The girl isn’t Tania but Siwasahahu, and she’s not the sister of Abduli and Moodi but the aunt of Ally and the mother of Salum—the two boys in the original photo. She also has twins, Abdal and Asisa, who don’t have albinism.

Ally’s parents died years ago. His mother was the first to pass, followed shortly by his father, both victims of skin cancer. Saidi Tamin, Ally’s father, had worked delivering charcoal in the area.

Earlier, I’d thought I would end this conversation by asking about the father who allegedly tried to sell his children. Now, I realize that question is irrelevant. Instead, I ask about their daily lives and if they fear attacks.

“We were scared at first,” Siwasahahu replies. “I feared for my son, and my husband feared for me. Now we’re calmer.”

Her son, Salum, starred in the film White Shadow, which premiered in Venice and won awards at major festivals. Critics praised it for its brutal portrayal of the realities faced by people with albinism in Tanzania. In one haunting scene, Salum’s character screams in terror as a machete is raised, followed by laughter and singing in the next frame.

When I ask about the movie, Siwasahahu says, “I only saw it once, at a public screening. I don’t remember that scene.” She adds, “On a daily basis, we fear hunger more than death.”

I realize that for them, the looming specter of starvation outweighs even the threat of violence.

II

The louder the scream, the stronger the elixir. I learned this from Ester when we first met in Geita’s town center.

In the light of the setting sun, I noticed her face. A scar began under her right temple, crossing her eye and nose before disappearing near the corner of her mouth. Her right eyelid drooped, and her skin stretched unnaturally with every change of expression. Ester pulled back her pink blouse embroidered with flowers to show scars on her shoulder.

We smiled at each other, waiting for a translator. I stared at her face, a mix of shame and anger welling inside me. I wanted to say something, but there was no one nearby to translate. Ester didn’t speak English, and I hadn’t anticipated that she wouldn’t want to speak Swahili. Sukuma was her first language. When the translator arrived, my first question was about the date of the attack. The dates in newspapers and news reports varied.

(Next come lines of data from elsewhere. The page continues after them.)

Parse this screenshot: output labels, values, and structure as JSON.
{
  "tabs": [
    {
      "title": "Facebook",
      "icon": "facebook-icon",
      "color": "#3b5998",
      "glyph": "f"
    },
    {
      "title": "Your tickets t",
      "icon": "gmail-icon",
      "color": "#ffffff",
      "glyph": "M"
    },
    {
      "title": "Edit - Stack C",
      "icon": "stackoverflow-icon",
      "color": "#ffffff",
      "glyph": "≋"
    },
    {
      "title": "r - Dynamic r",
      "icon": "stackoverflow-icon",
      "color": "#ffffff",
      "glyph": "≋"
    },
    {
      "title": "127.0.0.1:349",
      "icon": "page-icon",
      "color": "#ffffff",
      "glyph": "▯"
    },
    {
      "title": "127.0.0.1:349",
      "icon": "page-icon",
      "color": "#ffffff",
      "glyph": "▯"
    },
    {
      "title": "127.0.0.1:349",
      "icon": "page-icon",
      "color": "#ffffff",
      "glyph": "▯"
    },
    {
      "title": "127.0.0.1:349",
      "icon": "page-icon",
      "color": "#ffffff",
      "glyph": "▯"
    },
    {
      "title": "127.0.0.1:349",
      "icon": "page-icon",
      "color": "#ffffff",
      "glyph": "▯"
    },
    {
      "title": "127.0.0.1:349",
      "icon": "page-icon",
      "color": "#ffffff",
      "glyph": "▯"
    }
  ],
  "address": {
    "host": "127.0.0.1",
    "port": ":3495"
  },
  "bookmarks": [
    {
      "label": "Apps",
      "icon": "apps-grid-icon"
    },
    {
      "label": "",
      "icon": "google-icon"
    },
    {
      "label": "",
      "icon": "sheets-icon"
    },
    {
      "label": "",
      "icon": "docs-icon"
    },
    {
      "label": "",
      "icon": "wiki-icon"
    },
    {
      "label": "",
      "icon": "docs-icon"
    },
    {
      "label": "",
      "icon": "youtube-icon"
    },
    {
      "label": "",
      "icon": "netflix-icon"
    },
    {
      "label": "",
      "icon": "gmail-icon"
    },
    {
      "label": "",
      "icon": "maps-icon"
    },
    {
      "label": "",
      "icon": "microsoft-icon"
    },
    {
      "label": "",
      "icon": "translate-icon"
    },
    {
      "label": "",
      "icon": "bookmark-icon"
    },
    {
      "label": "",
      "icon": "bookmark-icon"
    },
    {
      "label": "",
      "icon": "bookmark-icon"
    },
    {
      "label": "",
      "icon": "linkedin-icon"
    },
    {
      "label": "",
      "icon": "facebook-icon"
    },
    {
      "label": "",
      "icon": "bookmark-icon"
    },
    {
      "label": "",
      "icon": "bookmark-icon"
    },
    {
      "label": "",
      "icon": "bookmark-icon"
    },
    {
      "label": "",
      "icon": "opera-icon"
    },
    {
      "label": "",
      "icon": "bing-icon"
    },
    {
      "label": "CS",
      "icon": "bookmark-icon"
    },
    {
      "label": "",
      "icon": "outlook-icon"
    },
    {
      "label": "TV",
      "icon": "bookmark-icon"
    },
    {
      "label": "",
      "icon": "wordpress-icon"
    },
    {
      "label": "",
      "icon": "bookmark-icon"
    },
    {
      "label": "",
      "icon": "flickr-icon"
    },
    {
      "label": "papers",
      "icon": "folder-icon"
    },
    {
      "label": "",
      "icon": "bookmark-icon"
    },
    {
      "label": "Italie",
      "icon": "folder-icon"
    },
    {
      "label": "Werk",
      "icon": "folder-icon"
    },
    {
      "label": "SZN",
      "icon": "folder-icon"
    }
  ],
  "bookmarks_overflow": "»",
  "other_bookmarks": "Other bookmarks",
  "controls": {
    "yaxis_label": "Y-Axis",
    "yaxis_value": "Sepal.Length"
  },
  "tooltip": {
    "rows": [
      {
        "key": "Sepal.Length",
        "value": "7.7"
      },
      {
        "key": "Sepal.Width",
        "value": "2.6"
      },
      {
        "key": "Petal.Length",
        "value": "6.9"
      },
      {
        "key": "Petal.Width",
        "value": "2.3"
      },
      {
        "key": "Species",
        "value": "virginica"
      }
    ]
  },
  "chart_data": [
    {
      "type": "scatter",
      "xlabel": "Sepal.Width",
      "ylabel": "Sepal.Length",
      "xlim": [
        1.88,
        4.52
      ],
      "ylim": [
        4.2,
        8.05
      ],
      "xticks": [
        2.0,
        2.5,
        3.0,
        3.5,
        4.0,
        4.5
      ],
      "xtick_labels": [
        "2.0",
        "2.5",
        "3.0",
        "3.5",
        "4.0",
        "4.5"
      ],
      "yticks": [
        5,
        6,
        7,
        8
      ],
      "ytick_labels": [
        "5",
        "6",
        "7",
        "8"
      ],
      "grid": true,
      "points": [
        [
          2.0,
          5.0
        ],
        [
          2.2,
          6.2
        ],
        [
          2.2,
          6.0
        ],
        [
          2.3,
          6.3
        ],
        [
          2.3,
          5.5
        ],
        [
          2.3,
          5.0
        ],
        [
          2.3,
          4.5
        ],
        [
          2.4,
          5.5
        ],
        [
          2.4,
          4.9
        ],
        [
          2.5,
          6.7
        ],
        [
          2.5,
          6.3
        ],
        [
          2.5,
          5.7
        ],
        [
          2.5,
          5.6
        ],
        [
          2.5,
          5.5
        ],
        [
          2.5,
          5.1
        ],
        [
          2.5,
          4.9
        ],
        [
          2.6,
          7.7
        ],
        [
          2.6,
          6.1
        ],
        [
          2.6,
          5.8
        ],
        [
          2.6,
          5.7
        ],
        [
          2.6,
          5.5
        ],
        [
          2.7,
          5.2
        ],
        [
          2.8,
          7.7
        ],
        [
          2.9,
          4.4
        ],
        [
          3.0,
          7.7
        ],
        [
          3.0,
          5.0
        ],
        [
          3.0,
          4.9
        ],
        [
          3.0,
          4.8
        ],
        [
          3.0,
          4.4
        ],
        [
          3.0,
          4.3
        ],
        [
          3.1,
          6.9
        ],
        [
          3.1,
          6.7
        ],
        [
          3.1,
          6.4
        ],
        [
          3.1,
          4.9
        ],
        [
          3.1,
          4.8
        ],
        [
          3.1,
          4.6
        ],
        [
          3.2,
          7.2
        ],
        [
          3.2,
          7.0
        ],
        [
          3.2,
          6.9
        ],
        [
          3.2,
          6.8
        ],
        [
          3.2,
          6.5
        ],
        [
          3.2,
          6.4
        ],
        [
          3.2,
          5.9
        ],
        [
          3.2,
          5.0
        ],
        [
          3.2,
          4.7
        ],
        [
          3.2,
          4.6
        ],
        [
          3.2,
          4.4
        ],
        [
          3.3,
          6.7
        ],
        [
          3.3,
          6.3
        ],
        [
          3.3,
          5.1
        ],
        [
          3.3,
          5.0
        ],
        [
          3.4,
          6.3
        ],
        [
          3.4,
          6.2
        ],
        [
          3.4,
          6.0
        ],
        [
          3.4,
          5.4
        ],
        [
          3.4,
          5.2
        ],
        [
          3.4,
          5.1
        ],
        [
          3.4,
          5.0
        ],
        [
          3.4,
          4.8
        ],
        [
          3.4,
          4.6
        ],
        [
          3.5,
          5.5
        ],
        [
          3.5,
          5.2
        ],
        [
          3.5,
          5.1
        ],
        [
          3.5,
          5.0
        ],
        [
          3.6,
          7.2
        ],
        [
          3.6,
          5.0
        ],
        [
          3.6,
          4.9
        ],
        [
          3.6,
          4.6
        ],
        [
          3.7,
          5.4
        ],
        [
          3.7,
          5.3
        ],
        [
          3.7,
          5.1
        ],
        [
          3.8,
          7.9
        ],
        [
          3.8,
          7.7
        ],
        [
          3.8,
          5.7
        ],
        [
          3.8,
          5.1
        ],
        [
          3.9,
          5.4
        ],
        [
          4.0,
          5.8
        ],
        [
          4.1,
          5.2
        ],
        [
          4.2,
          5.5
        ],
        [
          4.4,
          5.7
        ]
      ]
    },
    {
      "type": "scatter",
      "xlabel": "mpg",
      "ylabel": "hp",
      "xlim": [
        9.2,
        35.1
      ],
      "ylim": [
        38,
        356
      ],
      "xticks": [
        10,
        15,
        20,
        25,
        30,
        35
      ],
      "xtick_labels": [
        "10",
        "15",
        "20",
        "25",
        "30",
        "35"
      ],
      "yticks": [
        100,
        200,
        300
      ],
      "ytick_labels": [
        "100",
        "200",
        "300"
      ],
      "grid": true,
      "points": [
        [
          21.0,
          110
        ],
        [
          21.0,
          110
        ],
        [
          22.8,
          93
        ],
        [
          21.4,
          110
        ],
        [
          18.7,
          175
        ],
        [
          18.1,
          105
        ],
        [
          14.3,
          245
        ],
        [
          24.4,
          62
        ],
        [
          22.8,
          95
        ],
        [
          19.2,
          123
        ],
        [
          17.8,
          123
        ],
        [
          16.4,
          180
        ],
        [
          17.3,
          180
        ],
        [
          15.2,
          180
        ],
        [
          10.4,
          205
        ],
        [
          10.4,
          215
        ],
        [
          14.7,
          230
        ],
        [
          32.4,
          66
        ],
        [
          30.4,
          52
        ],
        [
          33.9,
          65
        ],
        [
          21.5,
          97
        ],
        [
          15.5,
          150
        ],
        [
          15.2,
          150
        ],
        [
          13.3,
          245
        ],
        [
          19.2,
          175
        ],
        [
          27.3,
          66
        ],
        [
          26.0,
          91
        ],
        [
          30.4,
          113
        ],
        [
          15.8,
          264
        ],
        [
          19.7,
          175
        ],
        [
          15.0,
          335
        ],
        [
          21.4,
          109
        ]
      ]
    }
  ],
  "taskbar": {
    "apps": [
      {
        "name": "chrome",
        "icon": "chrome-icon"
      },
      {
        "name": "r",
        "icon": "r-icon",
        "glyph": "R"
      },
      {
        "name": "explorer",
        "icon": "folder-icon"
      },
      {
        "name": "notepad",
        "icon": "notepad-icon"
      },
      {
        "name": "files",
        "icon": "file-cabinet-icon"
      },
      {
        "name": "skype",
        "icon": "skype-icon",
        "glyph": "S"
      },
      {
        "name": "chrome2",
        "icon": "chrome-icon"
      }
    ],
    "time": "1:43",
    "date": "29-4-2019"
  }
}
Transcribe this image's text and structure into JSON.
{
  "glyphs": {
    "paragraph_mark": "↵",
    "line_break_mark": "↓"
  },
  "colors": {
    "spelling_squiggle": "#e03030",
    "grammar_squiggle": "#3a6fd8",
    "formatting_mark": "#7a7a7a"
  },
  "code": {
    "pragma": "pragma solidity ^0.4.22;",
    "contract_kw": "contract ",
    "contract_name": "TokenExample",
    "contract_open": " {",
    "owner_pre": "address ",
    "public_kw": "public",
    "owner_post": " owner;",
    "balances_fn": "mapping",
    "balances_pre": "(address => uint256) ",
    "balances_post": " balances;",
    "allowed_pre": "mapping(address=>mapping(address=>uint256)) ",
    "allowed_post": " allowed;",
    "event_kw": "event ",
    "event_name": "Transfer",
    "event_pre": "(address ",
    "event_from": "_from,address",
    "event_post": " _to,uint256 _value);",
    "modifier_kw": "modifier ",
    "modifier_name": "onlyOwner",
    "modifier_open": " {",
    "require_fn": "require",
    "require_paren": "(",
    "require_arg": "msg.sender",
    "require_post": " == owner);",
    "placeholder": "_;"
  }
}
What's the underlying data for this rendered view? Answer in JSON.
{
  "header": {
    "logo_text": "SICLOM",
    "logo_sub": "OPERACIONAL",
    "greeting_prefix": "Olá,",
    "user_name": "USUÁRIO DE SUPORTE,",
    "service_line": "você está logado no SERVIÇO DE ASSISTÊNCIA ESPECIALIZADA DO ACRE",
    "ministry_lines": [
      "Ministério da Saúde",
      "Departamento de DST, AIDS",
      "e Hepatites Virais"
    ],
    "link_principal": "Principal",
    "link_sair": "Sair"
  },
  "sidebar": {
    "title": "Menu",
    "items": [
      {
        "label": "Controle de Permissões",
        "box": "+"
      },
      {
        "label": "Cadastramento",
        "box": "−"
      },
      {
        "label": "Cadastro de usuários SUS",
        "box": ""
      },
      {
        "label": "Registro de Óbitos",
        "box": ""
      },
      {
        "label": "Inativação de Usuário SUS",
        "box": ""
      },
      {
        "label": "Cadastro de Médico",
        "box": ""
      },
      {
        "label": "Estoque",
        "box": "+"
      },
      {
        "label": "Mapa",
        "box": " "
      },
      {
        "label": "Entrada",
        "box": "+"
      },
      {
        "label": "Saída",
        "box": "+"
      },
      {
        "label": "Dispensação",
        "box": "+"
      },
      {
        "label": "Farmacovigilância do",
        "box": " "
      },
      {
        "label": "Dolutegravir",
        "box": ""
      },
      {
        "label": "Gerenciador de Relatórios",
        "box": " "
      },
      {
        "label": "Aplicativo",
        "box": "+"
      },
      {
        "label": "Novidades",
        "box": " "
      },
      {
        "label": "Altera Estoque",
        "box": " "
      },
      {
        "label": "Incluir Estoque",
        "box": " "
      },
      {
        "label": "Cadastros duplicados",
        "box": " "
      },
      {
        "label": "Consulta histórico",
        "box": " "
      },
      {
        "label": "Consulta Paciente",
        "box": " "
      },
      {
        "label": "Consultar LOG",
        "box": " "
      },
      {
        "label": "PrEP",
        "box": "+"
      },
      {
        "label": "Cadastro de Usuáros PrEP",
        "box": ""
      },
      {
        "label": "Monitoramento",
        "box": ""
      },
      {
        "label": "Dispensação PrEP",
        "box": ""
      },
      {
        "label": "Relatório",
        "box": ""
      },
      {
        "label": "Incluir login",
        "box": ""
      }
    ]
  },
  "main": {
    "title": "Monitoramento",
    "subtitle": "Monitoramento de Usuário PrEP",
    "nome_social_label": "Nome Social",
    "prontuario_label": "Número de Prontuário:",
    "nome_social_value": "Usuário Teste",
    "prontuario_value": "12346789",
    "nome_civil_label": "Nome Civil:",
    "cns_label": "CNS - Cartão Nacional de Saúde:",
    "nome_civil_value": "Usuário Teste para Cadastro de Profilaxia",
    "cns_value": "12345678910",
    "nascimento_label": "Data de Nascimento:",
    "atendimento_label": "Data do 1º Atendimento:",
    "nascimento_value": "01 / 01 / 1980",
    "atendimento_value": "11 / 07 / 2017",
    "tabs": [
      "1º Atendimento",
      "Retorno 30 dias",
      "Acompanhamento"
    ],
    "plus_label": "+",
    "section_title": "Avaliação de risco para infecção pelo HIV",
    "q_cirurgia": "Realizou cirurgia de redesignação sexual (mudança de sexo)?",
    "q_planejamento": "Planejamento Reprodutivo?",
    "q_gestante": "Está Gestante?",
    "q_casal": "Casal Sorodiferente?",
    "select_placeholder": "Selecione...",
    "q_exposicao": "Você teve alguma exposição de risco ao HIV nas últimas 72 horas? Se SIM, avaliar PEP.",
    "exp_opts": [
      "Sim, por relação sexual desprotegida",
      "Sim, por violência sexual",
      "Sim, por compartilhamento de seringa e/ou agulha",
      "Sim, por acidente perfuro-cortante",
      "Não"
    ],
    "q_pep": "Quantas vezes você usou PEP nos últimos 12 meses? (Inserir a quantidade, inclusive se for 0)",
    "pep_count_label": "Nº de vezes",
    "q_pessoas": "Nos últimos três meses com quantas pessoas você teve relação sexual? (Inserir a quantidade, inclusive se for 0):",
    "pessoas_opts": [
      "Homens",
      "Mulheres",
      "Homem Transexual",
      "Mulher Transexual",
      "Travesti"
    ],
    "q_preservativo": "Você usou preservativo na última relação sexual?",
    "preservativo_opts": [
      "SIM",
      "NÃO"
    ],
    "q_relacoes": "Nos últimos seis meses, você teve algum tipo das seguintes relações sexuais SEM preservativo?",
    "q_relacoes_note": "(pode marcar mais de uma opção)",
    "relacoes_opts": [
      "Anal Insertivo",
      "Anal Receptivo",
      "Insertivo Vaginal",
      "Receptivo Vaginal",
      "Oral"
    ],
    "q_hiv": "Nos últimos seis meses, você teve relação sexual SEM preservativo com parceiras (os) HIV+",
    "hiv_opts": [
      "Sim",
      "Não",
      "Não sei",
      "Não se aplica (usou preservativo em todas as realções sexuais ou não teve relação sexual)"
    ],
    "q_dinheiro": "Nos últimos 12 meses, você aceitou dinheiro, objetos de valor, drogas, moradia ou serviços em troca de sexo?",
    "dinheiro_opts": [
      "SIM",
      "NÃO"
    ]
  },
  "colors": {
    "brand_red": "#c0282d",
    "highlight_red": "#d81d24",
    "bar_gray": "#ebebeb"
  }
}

“February 15,” Ester said, her voice steady. “On February 15, they took him and killed him. Two days later, his body was found buried near the house.”

Her words hit me like a wave of heat. I realized I was asking about her son’s death exactly one year later. The sun was setting over Geita as February 15, 2016, came to an end.

We spoke while leaning against a small tree. There was no time to sit in a restaurant or hotel lobby. A neighbor had been watching her children all day, and Ester still had a long journey home. She asked to meet again on another day, giving detailed instructions to the translator on how to find her. When the translator stepped away, I handed Ester money for the bus, dinner, and medicine. She quickly hid it in her bra and disappeared toward the main road.

Now, I know how far she lives and how difficult it is to reach her without a vehicle.

I step out of the Toyota, ducking under a line of freshly washed laundry. A small group of curious neighbors gathers in front of brick houses. Behind me is the translator. The parents sitting outside their homes look both shy and amused. No one speaks. Life seems to have paused.

Few people visit this place. Cars are sometimes sent for Ester, and her travel costs are covered, but rarely does anyone come to her home. Besides, her story has filled newspaper columns and appeared on websites in multiple languages. Everything could be written based on those reports.

Why bother asking her how she felt when her son was torn from her arms? What could it add to what’s already been published? A mother lost her child. The child was murdered. Isn’t that enough?